Re: How to divide by the minimum number in a set in Pig?

Posted by Alan Gates <ga...@yahoo-inc.com>.
You can download the release candidate for 0.8 from http://people.apache.org/~olga/pig-0.8.0-candidate-0 
.  If you want to build your own I'd build off the 0.8 branch, which  
we know to be stable.  We're pouring all kinds of cool new features  
into trunk at the moment so it may not be as stable as you'd want  
right at the moment.

Alan.

On Dec 14, 2010, at 10:52 AM, Jonathan Coveney wrote:

> I can use new code, yes. If I simply use the dev version of pig,  
> will it
> support this then?
>
> 2010/12/14 Alan Gates <ga...@yahoo-inc.com>
>
>> Actually, in 0.8 the code you give will work, if you cast  
>> min_generated to
>> an int.  0.8 Is in the release process now.  Are you in a position  
>> to use
>> new code?
>>
>> Alan.
>>
>>
>> On Dec 14, 2010, at 10:32 AM, Jonathan Coveney wrote:
>>
>> I'm not sure if Pig can handle this...perhaps in this specific case  
>> there
>>> is
>>> something more clever that can be done, although I think it points  
>>> to a
>>> bigger question.
>>>
>>> Basically, let's say I have (whatever:chararray, icare:int)
>>> I want to get whatever, icare/min(all_of_icare), for each touple.
>>> Basically
>>> something akin to...
>>>
>>> loaded = LOAD 'whatever' AS (whatever:chararray, icare:int)
>>> min_generated = FOREACH loaded GENERATE icare;
>>> min_group = GROUP min_generated ALL;
>>> min = FOREACH min_group GENERATE MIN(min_generated);
>>>
>>> generated = FOREACH loaded GENERATE whatever, icare/***min***;
>>>
>>> obviously this code would not work, but I am wondering if  
>>> something in the
>>> spirit of it can be done in Pig.
>>>
>>> Thank you for your time
>>> Jon
>>>
>>
>>


Re: How to divide by the minimum number in a set in Pig?

Posted by Jonathan Coveney <jc...@gmail.com>.
I can use new code, yes.
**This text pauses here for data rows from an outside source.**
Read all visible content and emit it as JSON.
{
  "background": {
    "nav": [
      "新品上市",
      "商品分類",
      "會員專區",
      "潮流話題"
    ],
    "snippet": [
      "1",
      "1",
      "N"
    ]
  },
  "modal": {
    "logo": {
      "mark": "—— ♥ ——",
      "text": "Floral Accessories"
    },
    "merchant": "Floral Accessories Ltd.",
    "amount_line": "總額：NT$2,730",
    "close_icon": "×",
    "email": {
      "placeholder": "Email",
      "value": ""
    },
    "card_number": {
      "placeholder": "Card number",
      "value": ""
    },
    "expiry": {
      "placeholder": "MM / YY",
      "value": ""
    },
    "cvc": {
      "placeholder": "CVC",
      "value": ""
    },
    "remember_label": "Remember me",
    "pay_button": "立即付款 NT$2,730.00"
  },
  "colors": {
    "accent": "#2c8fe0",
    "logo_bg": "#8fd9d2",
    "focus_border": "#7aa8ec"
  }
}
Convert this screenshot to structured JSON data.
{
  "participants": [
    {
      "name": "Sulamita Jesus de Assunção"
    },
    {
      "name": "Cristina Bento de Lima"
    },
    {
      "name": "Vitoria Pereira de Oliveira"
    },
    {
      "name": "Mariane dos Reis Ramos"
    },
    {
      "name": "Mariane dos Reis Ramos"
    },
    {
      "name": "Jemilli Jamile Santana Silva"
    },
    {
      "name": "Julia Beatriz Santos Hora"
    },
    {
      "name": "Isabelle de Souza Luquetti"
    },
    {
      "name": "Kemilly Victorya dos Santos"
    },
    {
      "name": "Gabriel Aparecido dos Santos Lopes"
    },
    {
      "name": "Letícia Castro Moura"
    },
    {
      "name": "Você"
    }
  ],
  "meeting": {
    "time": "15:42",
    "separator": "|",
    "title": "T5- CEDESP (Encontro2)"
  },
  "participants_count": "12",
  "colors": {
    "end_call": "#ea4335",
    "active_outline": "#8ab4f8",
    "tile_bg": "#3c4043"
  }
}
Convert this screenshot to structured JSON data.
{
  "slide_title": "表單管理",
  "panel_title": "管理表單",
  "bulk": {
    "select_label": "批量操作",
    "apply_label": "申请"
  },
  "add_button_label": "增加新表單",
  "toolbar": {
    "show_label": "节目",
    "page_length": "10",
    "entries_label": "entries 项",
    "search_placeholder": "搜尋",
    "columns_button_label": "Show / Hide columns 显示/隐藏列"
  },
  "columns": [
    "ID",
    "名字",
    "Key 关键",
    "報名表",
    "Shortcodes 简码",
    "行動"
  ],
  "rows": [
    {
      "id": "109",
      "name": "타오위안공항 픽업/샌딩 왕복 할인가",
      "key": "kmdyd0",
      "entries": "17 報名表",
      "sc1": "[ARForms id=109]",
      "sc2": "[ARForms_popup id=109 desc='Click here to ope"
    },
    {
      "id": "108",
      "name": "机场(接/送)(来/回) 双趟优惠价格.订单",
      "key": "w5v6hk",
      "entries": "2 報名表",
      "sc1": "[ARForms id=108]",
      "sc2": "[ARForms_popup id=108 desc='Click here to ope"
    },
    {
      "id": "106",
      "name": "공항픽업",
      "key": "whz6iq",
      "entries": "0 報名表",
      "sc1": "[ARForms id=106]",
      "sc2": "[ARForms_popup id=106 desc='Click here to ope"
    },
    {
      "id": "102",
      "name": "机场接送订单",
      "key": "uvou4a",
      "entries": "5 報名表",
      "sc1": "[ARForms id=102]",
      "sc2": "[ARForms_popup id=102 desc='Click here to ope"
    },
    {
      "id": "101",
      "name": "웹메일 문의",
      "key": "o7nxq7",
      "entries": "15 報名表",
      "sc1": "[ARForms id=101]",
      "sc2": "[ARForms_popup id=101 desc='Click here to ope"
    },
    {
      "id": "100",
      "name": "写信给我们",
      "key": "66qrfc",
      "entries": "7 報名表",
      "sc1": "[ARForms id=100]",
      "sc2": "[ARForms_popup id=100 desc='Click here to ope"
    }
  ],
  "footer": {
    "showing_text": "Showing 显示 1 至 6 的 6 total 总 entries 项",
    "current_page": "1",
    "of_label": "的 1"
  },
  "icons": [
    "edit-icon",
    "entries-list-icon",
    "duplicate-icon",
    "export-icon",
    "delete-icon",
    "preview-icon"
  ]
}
If I simply use the dev version of pig, will it
support this then?

2010/12/14 Alan Gates <ga...@yahoo-inc.com>

> Actually, in 0.8 the code you give will work, if you cast min_generated to
> an int.  0.8 Is in the release process now.  Are you in a position to use
> new code?
>
> Alan.
>
>
> On Dec 14, 2010, at 10:32 AM, Jonathan Coveney wrote:
>
>  I'm not sure if Pig can handle this...perhaps in this specific case there
>> is
>> something more clever that can be done, although I think it points to a
>> bigger question.
>>
>> Basically, let's say I have (whatever:chararray, icare:int)
>> I want to get whatever, icare/min(all_of_icare), for each touple.
>> Basically
>> something akin to...
>>
>> loaded = LOAD 'whatever' AS (whatever:chararray, icare:int)
>> min_generated = FOREACH loaded GENERATE icare;
>> min_group = GROUP min_generated ALL;
>> min = FOREACH min_group GENERATE MIN(min_generated);
>>
>> generated = FOREACH loaded GENERATE whatever, icare/***min***;
>>
>> obviously this code would not work, but I am wondering if something in the
>> spirit of it can be done in Pig.
>>
>> Thank you for your time
>> Jon
>>
>
>

Re: How to divide by the minimum number in a set in Pig?

Posted by Alan Gates <ga...@yahoo-inc.com>.
Actually, in 0.8 the code you give will work, if you cast  
min_generated to an int.  0.8 Is in the release process now.  Are you  
in a position to use new code?

Alan.

On Dec 14, 2010, at 10:32 AM, Jonathan Coveney wrote:

> I'm not sure if Pig can handle this...perhaps in this specific case  
> there is
> something more clever that can be done, although I think it points  
> to a
> bigger question.
>
> Basically, let's say I have (whatever:chararray, icare:int)
> I want to get whatever, icare/min(all_of_icare), for each touple.  
> Basically
> something akin to...
>
> loaded = LOAD 'whatever' AS (whatever:chararray, icare:int)
> min_generated = FOREACH loaded GENERATE icare;
> min_group = GROUP min_generated ALL;
> min = FOREACH min_group GENERATE MIN(min_generated);
>
> generated = FOREACH loaded GENERATE whatever, icare/***min***;
>
> obviously this code would not work, but I am wondering if something  
> in the
> spirit of it can be done in Pig.
>
> Thank you for your time
> Jon